Not surprisingly, these very promising results have prompted others to investigate analogous GC methods capable of elucidating the structures of key molecules in the mixture of VOCs associated with prostate cancer. Mangilal Agrawal at Indiana University, together with his postdoc, Amanda Siegel, are doing so by coupling the power of GC to separate molecules and the power of mass spectrometry to identify molecules. Then they plan to validate these biomarkers with canine studies much like the one discussed above. Once validated, they will use the biomarkers to develop a non-invasive ‘strip sensor’ or dipstick test that can be used at doctors’ offices to detect the presence of prostate-specific VOCs. They presented preliminary findings using this GC/MS technology at the 2017 National American Chemical Society Meeting in a 15-minute press release video session with Q&A that I watched with interest.
In conclusion, my hope is that these GC based methods, in combination with continued canine studies, will soon lead to much more accurate strip sensor tests to replace PSA testing.
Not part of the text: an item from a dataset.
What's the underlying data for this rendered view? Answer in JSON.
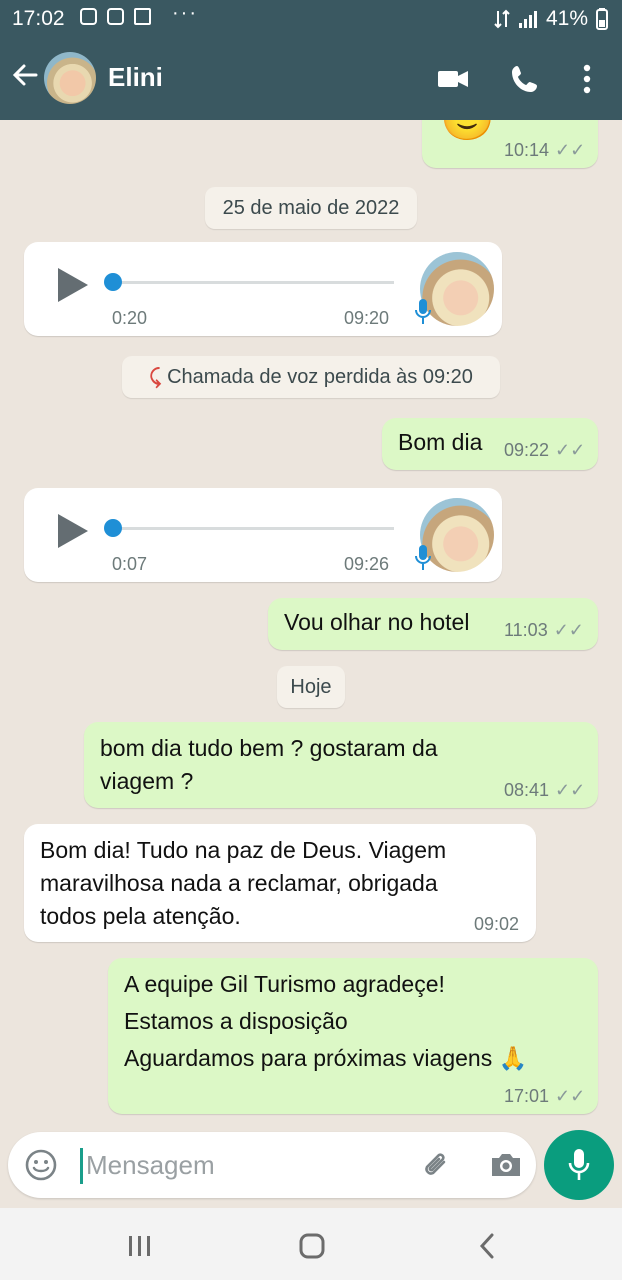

These more accurate tests will benefit millions of men around the world by avoiding unnecessary prostate biopsies, and reduce health care costs.
As usual, your comments are welcomed.
Aptamers (which I’ve blogged about previously and can be prepared from randomized oligonucleotide libraries from TriLink), are also being extensively investigated as potentially more specific prostate cancer detection tests than antibody-based immunoassays. One recent example reported by Deng et al. is depicted below. Basically, a three-layer core–shell nanostructure consisting of a silver core, a silica spacer, and a fluorescent dye RuBpy-doped outer silica layer was fabricated, and allows metal-enhanced fluorescence (MEF). A target-triggered MEF ‘turn-on’ strategy based on the optimized composite nanoparticles was successfully constructed for quantitative detection of prostate specific antigen (PSA), by using RuBpy as the energy donor and BHQ-2 as the acceptor. The hybridization of the complementary DNA of PSA-aptamer immobilized on the surface of the MEF nanoparticles with PSA-aptamer modified with BHQ-2, brought BHQ-2 in close proximity to RuBpy-doped silica shell and resulted in the decrease of fluorescence. In the presence of target PSA molecules, the BHQ-PSA aptamer is dissociated from the surface of the nanoparticles with the fluorescence switched on.